European Union (Withdrawal) Act 2018
European Union (Withdrawal) Act 2018
Recognition of Professional Qualifications (Miscellaneous Provisions) (EU Exit) Regulations 2019
Agenda item 4 is also on the European Union (Withdrawal) Act 2018 and is consideration of two notifications from the Scottish Government on its intention to consent to United Kingdom ministers making regulations on its behalf in two instruments: the Recognition of Professional Qualifications (EFTA States) (Miscellaneous Amendments) (EU Exit) Regulations 2019; and the Recognition of Professional Qualifications (Miscellaneous Provisions) (EU Exit) Regulations 2019.
Both instruments relate to regulations that were made on 19 February to make amendments to existing legislation to ensure that the system of recognition of qualifications will continue to operate effectively in the event that the UK leaves the European Union without a deal. They are UK-wide provisions, but they obviously apply to regulatory professions that deliver in devolved areas of policy, including health. The instruments will ensure that the current recognition arrangements are maintained and remain in place whatever transpires in relation to Brexit.

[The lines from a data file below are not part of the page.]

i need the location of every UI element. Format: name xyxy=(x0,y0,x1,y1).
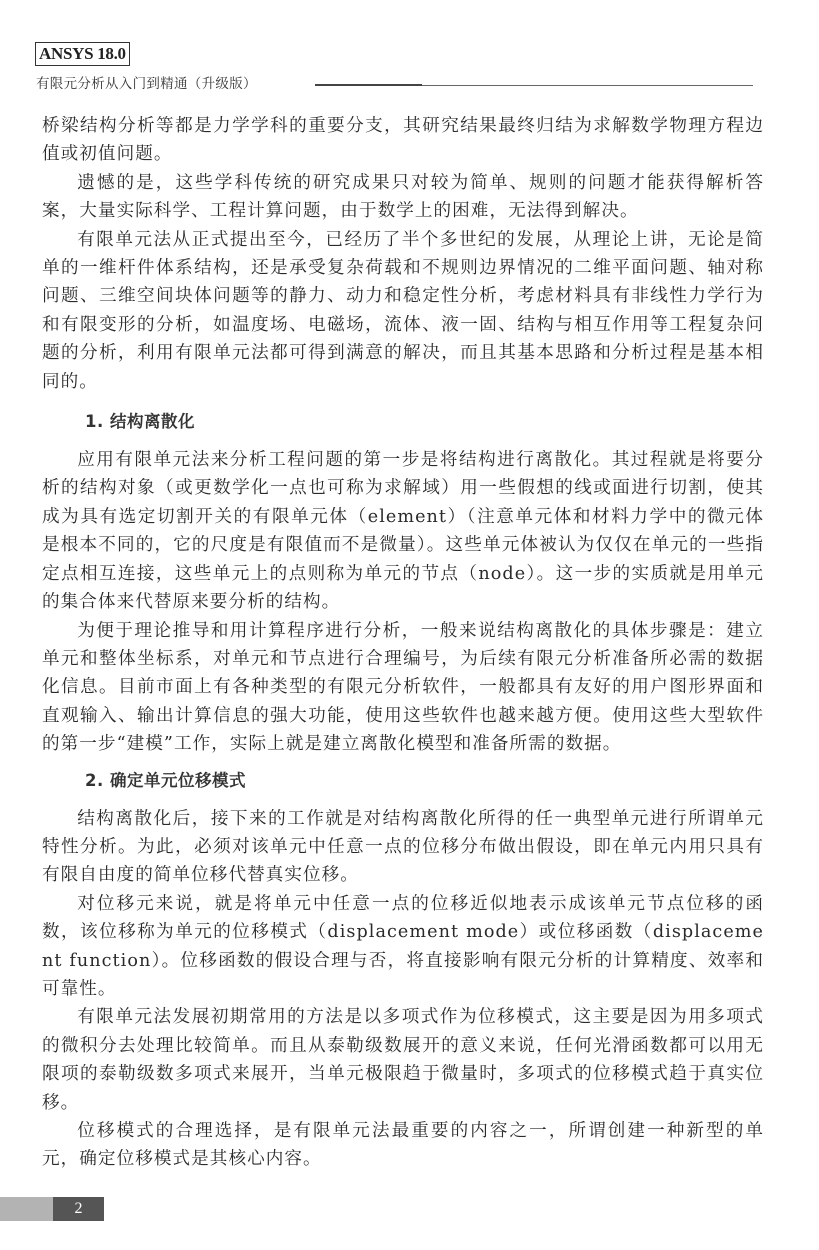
paragraph: 有限单元法从正式提出至今，已经历了半个多世纪的发展，从理论上讲，无论是简单的一维… xyxy=(42,226,764,396)
footer-bar-light xyxy=(0,1197,53,1221)
paragraph: 位移模式的合理选择，是有限单元法最重要的内容之一，所谓创建一种新型的单元，确定位… xyxy=(42,1117,764,1174)
header-rule-thin xyxy=(422,85,753,86)
page-body: 桥梁结构分析等都是力学学科的重要分支，其研究结果最终归结为求解数学物理方程边值或… xyxy=(42,112,764,1174)
paragraph: 桥梁结构分析等都是力学学科的重要分支，其研究结果最终归结为求解数学物理方程边值或… xyxy=(42,112,764,169)
paragraph: 遗憾的是，这些学科传统的研究成果只对较为简单、规则的问题才能获得解析答案，大量实… xyxy=(42,169,764,226)
paragraph: 应用有限单元法来分析工程问题的第一步是将结构进行离散化。其过程就是将要分析的结构… xyxy=(42,446,764,616)
section-heading: 2. 确定单元位移模式 xyxy=(42,767,764,795)
paragraph: 为便于理论推导和用计算程序进行分析，一般来说结构离散化的具体步骤是：建立单元和整… xyxy=(42,617,764,759)
paragraph: 有限单元法发展初期常用的方法是以多项式作为位移模式，这主要是因为用多项式的微积分… xyxy=(42,1003,764,1117)
paragraph: 对位移元来说，就是将单元中任意一点的位移近似地表示成该单元节点位移的函数，该位移… xyxy=(42,890,764,1004)
book-title: 有限元分析从入门到精通（升级版） xyxy=(36,74,257,94)
page-number: 2 xyxy=(53,1197,104,1221)
paragraph: 结构离散化后，接下来的工作就是对结构离散化所得的任一典型单元进行所谓单元特性分析… xyxy=(42,805,764,890)
section-heading: 1. 结构离散化 xyxy=(42,408,764,436)
brand-label: ANSYS 18.0 xyxy=(35,42,130,66)
header-rule-thick xyxy=(315,84,422,86)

The first notification is of the Recognition of Professional Qualifications (EFTA States) (Miscellaneous Amendments) (EU Exit) Regulations 2019, which relate to the rights of European Economic Area, European Free Trade Association and Swiss nationals and recognition of their qualifications in the event of a no-deal Brexit. If members have no comments on the instrument, does the committee agree to make no recommendation on it?
Members indicated agreement.
The second notification is of the Recognition of Professional Qualifications (Miscellaneous Provisions) (EU Exit) Regulations 2019, which also make a further technical provision to give full effect to the underlying policy of the 2019 regulations, as previously agreed by the committee. If members have no comments on the instrument, does the committee agreed to make no recommendation on it?
Members indicated agreement.
We move into private session for the final item on the agenda.12:18 Meeting continued in private until 12:19.